The easiest way to get started with these is with a virtual machine, as recent virtio network drivers support XDP. If you are using Ubuntu, you can use the uvt-kvm tooling to trivially set up a VM running Ubuntu Zesty on your local machine.
Once your VM is installed, you need to shut it down and edit the virsh XML.
You need 2 vCPUs (or more) and a virtio+vhost network card. You also need to edit the 'interface' section and add the following snippet (with thanks to the xdp-newbies list):
<driver name='vhost' queues='4'> <host tso4='off' tso6='off' ecn='off' ufo='off'/> <guest tso4='off' tso6='off' ecn='off' ufo='off'/> </driver>
(If you have more than 2 vCPUs, set the queues parameter to 2x the number of vCPUs.)
Then, install a modern clang (we've had issues with 3.8 - I recommend v4+), and the usual build tools.
I recommend testing with the prototype-kernel tools - the DDOS prevention tool is a good demo. Then - on x86 - you just follow their instructions. I'm not going to repeat that here.
XDP does not disappoint.
Firstly, the prototype-kernel repository hard codes x86 as the architecture for kernel headers. You need to change it for powerpc.
Then, once you get the stuff compiled, and try to run it on a current-at-time-of-writing Zesty kernel, you'll hit a massive debug splat ending in:
32: (61) r1 = *(u32 *)(r8 +12) misaligned packet access off 0+18+12 size 4 load_bpf_file: Permission denied
It turns out this is because in Ubuntu's Zesty kernel, CONFIG_HAS_EFFICIENT_UNALIGNED_ACCESS is not set on ppc64el. Because of that, the eBPF verifier will check that all loads are aligned - and this load (part of checking some packet header) is not, and so the verifier rejects the program. Unaligned access is not enabled because the Zesty kernel is being compiled for CPU_POWER7 instead of CPU_POWER8, and we don't have efficient unaligned access on POWER7.
As it turns out, IBM never released any officially supported Power7 LE systems - LE was only ever supported on Power8. So, I filed a bug and sent a patch to build Zesty kernels for POWER8 instead, and that has been accepted and will be part of the next stable update due real soon now.
Sure enough, if you install a kernel with that config change, you can verify the XDP program and load it into the kernel!
If you have real powerpc hardware, that's enough to use XDP on Power! Thanks to Michael Ellerman, maintainer extraordinaire, for verifying this for me.
If - like me - you don't have ready access to Power hardware, you're stuffed.
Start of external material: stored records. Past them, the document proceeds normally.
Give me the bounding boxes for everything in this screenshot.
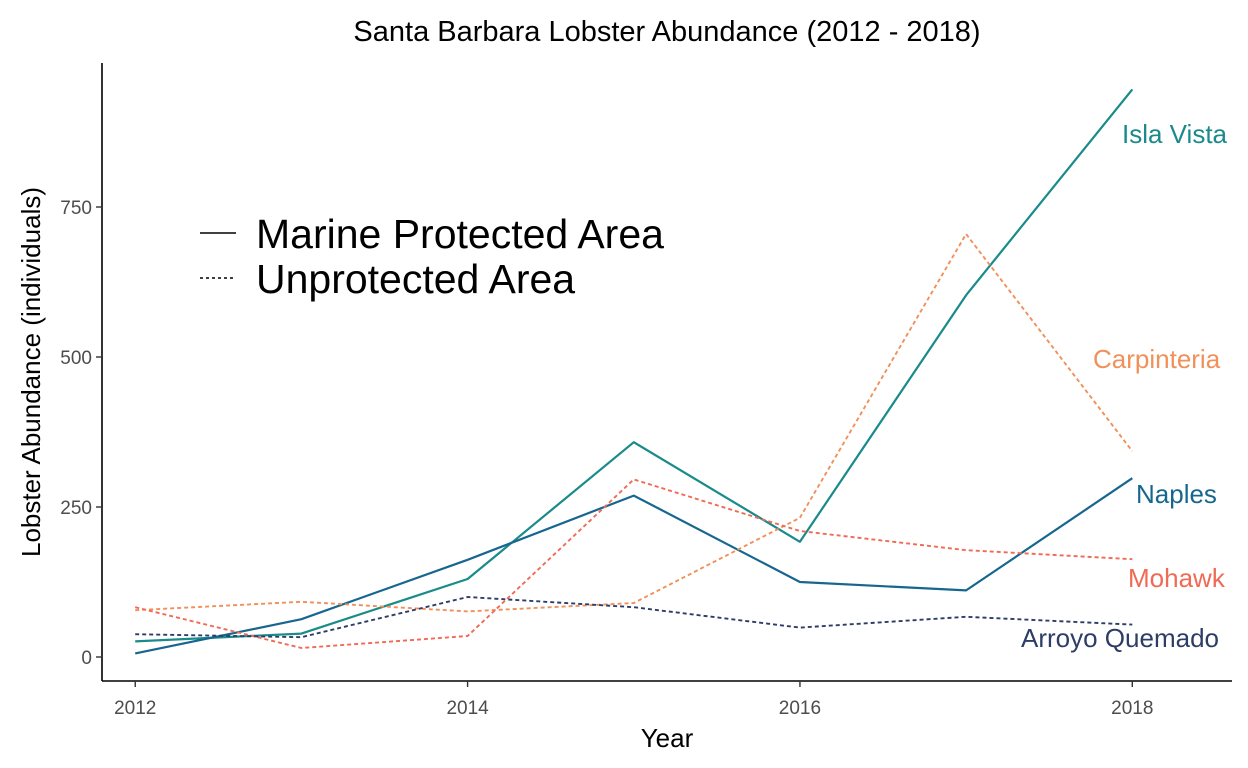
series-label-isla-vista: Isla Vista	[1122, 119, 1228, 149]
x-tick-label: 2016	[779, 698, 821, 719]
series-label-naples: Naples	[1136, 479, 1217, 509]
legend-label: Unprotected Area	[256, 256, 575, 302]
series-line-isla-vista	[135, 88, 1134, 643]
y-tick-label: 500	[60, 348, 92, 369]
chart-title: Santa Barbara Lobster Abundance (2012 - …	[353, 16, 980, 48]
axes: 0 250 500 750 2012 2014 2016 2018	[60, 63, 1232, 719]
x-tick-label: 2018	[1111, 698, 1153, 719]
site-labels: Isla Vista Naples Carpinteria Mohawk Arroyo …	[1021, 119, 1228, 653]
series-label-arroyo-quemado: Arroyo Quemado	[1021, 623, 1219, 653]
legend-label: Marine Protected Area	[256, 211, 664, 257]
y-tick-label: 0	[81, 648, 92, 669]
series-line-naples	[134, 477, 1133, 655]
y-axis-title: Lobster Abundance (individuals)	[16, 187, 46, 557]
series-lines	[134, 88, 1134, 655]
y-tick-label: 250	[60, 498, 92, 519]
x-axis-title: Year	[641, 723, 694, 753]
series-line-carpinteria	[135, 233, 1134, 613]
series-label-carpinteria: Carpinteria	[1093, 344, 1221, 374]
series-line-mohawk	[134, 478, 1133, 649]
x-tick-label: 2012	[114, 698, 156, 719]
series-label-mohawk: Mohawk	[1128, 563, 1226, 593]
y-tick-label: 750	[60, 198, 92, 219]
x-tick-label: 2014	[446, 698, 489, 719]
You can't use qemu in TCG mode: to use XDP with a VM, you need multi-queue support, which only exists in the vhost driver, which is only available for KVM guests. Maybe IBM should release a developer workstation. (Hint, hint!)
Overall, I was pleasantly surprised by how easy things were for people with real ppc hardware - it's encouraging to see something not require kernel changes!
eBPF and XDP are definitely growing technologies - as Brendan Gregg notes, now is a good time to learn them! (And those on Power have no excuse either!)